We watched, silent as always, carefully expressionless and indifferent. But still, this struck a chord with me and an overwhelming sense of pity flooded my being, the urge to simply reach down and pull the sharp metal out of her grasp almost unbearable. After all, I’d met a similar end about ten years earlier and I wished someone had been there to stop me back then. But, there was nothing that could be done, destiny had been written - just like mine had been - and this young girl would meet her undignified fate in a small, badly decorated bathroom, next to two bottles of bleach and an old sports magazine. At least, the thought came from somewhere in the vaguely sober part of her mind, it isn’t porn.

She didn’t want to die, not really. Just wanted some attention, just wanted that little fucker in the living room to feel some kind of remorse for humiliating her in front of all his friends. And he did, when he went to the bathroom a few hours later, desperate for a piss, but she wasn’t alive to see it.

Of course, it wasn’t completely his fault, though he would never know this. She’d had issues with herself since she was a little girl, practically loathing herself since the day she realized she didn’t look ‘right’. She was short and round, not particularly feminine in terms of features, with long dark hair and small green eyes, a nose two sizes too big and a thin lipped mouth.

When everyone else looked at her, they just saw a girl. She was not the prettiest girl in the school, decidedly average in terms of looks, but there was nothing ‘wrong’ with her. She was just Henrietta Wilson, grade seven violinist and school council representative of the year and it wasn’t her fault that Johnny Cunningham already had a girlfriend.

There was still no pain, just a feeling of release, each slash of the razor blade bringing some kind of hazy euphoria, the colour of the blood trickling down her arm and onto the white floor tiles somehow seeming strangely alluring. It didn’t feel like damage was being done, it just felt like heaven and it didn’t take much longer before her arm was practically in ribbons and her life was slipping away.

I looked at my companion, who nodded once, his face stony and expressionless and stepped forward, placing my finger to Henrietta’s temple. Her eyes rolled back in her head, her entire body shook once before falling completely still, her chest no longer rising nor falling, her heart lying dead and frozen in her ribcage.

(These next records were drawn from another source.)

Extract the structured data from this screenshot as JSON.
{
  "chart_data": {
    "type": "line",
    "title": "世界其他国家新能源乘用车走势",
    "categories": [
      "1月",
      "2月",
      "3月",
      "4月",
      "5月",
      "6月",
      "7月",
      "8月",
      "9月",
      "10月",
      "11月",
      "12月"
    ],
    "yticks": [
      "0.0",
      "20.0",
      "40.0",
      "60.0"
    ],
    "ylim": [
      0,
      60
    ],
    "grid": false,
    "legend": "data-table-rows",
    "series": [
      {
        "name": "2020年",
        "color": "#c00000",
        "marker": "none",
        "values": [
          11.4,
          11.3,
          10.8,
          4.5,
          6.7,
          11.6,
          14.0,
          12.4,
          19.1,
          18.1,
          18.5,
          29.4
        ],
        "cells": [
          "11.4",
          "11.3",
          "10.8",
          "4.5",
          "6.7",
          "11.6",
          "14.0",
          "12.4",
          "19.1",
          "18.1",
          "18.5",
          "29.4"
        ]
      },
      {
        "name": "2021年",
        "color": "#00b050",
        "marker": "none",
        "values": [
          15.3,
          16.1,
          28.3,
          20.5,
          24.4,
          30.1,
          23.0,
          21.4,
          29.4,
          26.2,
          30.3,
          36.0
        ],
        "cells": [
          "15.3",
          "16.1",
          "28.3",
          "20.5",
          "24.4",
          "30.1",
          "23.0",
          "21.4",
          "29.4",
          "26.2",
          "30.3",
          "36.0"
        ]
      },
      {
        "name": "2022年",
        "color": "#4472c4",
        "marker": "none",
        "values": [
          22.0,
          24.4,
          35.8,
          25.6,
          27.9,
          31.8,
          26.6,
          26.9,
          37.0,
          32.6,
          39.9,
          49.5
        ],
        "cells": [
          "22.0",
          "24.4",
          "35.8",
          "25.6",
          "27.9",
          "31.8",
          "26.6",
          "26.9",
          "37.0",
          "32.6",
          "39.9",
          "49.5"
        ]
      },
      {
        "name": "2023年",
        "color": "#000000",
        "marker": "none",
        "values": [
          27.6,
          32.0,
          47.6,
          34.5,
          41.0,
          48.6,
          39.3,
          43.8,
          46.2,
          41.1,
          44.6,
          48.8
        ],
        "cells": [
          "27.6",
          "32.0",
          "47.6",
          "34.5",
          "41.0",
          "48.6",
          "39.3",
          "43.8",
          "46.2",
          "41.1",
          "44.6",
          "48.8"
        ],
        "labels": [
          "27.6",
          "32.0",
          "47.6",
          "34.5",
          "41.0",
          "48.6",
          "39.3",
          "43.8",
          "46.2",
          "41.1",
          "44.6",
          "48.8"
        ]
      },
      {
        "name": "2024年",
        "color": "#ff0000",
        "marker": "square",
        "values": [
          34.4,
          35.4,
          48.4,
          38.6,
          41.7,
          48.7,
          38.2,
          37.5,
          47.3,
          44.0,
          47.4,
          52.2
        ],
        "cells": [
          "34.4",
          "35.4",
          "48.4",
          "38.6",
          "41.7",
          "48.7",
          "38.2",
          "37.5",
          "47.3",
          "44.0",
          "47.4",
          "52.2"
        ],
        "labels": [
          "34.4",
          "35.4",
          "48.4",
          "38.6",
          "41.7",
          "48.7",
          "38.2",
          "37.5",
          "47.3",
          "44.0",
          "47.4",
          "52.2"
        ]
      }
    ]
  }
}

A ribbon of white vapour escaped from her parted lips. I caught it and placed it in the medium sized glass jar I had on a chain around my neck. I took another look at the girl at my feet, blood still streaming slowly down the wounds on her arms, the puddles of crimson liquid showing the lights in the ceiling, instead of reflecting my face. I felt a light touch on my shoulder that told me it was time to get moving and I didn’t dare argue with the creature beside me.

We went out the way we came, through the crowd of oblivious drunken teenagers, out into the cold night air. I paused, checking the jar was firmly closed, before spreading my black leathery wings and starting my journey to the next unfortunate soul that I’d be claiming.

It was going to be a long, long night. One of many and nowhere near the last.